Но наблюдательности этот молодой человек лишен не был — наоборот.[49] Вот почему произведения первого сборника — по большей части фрагменты. Можно, конечно, сблизить жанр первых прозаических опытов Пруста с популярным тогда типом импрессионистской зарисовки. В годы, когда так велика была слава Гонкуров, когда за Франсом сохранялась известность метра импрессионистической прозы, когда властвовали над умами художники-импрессионисты, когда писать «дневники», публиковать «заметки» и превращать повествование во «фрагменты» было принято, — в эти годы появление книги, состоящей из миниатюр, кажется совершенно понятным. Еще понятнее это становится, если представить себе, в какой степени неоформленным, узким, поверхностным было миропонимание Пруста — и в какой степени он был наблюдательным, этот посетитель салонов, который сознавался в желании «все перечувствовать» и в котором через несколько лет вдруг проявит себя художник большой силы.
Вот и возникали «фрагменты» — результат наблюдений внимательного, но подпавшего под чары «светскости» человека, его заметки, зарисовки, чувства и мысли, которые еще не собраны в какую-либо систему. Это стадия эмпирического, «на ощупь» ознакомления с миром.
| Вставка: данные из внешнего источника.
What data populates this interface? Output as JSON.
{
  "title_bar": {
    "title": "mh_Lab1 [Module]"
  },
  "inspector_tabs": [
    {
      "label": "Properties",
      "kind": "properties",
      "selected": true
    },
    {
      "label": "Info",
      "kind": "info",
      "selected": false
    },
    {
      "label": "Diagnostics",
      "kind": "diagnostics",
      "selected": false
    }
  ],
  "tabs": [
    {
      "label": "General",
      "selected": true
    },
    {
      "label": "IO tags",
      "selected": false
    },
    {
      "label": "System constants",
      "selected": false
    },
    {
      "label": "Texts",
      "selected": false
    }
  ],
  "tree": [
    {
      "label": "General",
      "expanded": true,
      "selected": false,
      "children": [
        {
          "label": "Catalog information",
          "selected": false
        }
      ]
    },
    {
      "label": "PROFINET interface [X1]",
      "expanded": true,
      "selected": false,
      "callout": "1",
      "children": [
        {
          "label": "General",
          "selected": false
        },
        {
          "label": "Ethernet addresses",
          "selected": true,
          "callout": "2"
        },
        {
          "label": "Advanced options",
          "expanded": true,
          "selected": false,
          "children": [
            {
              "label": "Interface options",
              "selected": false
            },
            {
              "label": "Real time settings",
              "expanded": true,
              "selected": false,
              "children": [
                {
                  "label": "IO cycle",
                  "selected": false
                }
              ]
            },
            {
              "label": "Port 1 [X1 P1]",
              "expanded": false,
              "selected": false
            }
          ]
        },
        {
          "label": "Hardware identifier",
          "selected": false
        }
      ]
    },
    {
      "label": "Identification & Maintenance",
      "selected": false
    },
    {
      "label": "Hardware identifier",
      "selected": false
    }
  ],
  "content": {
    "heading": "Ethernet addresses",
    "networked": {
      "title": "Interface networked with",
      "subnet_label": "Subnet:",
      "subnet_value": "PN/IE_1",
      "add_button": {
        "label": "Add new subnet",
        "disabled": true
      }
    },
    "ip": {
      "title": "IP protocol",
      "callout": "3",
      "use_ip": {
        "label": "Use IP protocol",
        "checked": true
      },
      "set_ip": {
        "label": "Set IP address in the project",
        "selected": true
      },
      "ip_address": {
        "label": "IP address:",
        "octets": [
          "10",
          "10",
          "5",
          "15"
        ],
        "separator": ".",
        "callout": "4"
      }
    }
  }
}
В начале — «Фрагменты Итальянской Комедии». Это четырнадцать миниатюр, напоминающих об импрессионистическом «секундном стиле», четырнадцать «зарисовок», иногда действительно кажущихся фиксациями какого-то мгновения, какой-то сцены, рисунком лица, почему-то остановившего внимание писателя. Трудно сказать, почему именно это лицо, а не иное. Нет еще характерных типов, нет четко выраженных индивидуальностей. В общей картине Пруст видит черты так привлекающей его элегантности и так интересующего «снобизма». Вырисовываются мало-помалу и характерные нравы; Пруст еще несмело и неумело пытается вскрыть психологический механизм «светскости», проникнуть в душу «снобов» — с азартом и видимым удовольствием, как бы сливаясь временами со своими героями, обращаясь к ним запросто, иногда с сочувствием, порой с иронией. Эта близость мешает увидеть больше, чем бросается в глаза в салоне, и взгляд, пытливый, пристальный, скользит часто по мелочам, касается поверхности. Но иногда он останавливается и на симптоматическом, характерном, улавливает приметы «суетной жизни призраков, искусственного веселья салонов», приметы театральности и нарочитости, «игры» в жизнь. И тогда Пруст говорит: «Если вы насытили время чтением или раздумьем, вы сохраните богатое воспоминание о часах глубоких и заполненных. Имейте мужество взять лопату и грабли. Однажды вы с наслаждением услышите в вашей памяти тонкий запах, как бы исходящий из садовой тачки, наполненной до краев».[50]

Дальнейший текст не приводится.